Indonesia, dengan komitmen besar Presiden SBY untuk mengurangi emisi karbon dari deforestasi sebesar 26 % dan 41% jika dengan bantuan negara lain, telah menunjukkan kepemimpinan dalam upaya ini. Untuk mencapai target tersebut diperlukan moratorium penebangan hutan yang lebih kuat, dengan cara mengkaji ulang izin konsesi yang telah dikeluarkan yang berada di hutan alam dan lahan gambut untuk bisa mencapai dan mewujudkan komtimen Presiden tersebut. 

Namun ironinya, paviliun Indonesia di Durban, malah disponsori oleh duo korporasi perusak hutan Indonesia yaitu Riau Andalan Pulp and Paper, serta Sinar Mas Grup, yang secara terang terangan telah mencederai komitmen Presiden SBY dengan terus membabat hutan alam dan lahan gambut yang sangat penting dalam penyimpanan karbon dan juga rumah bagi hewan langka seperti Harimau Sumatera yang jumlahnya di alam liar kini kurang dari 400 ekor.

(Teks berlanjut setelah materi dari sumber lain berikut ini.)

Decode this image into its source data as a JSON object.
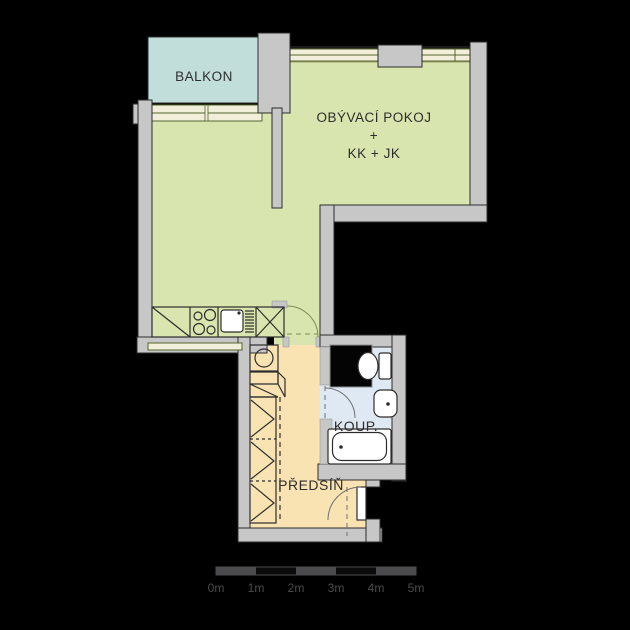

Tim Mataharimau pada perjalanan bulan september lalu berada di areal konsesi PT Arara Abadi, pemasok ke divisi pulp dari Grup Sinar Mas.

Mereka, para wakil pemerintahan yang meninggalkan pembicaraan Konferensi Iklim PBB ini seharusnya malu.  Ketika mereka kembali ke rumahnya, kami bertanya tanya, bagaimana mereka akan mampu melihat kedalam mata anak anak dan cucu mereka. Mereka telah mengecewakan kita semua dan kegagalan mereka akan berakibat kepada kehdupan mereka yang miskin, yang paling rentan, dan paling tidak berperan dalam menciptakan krisis iklim global ini.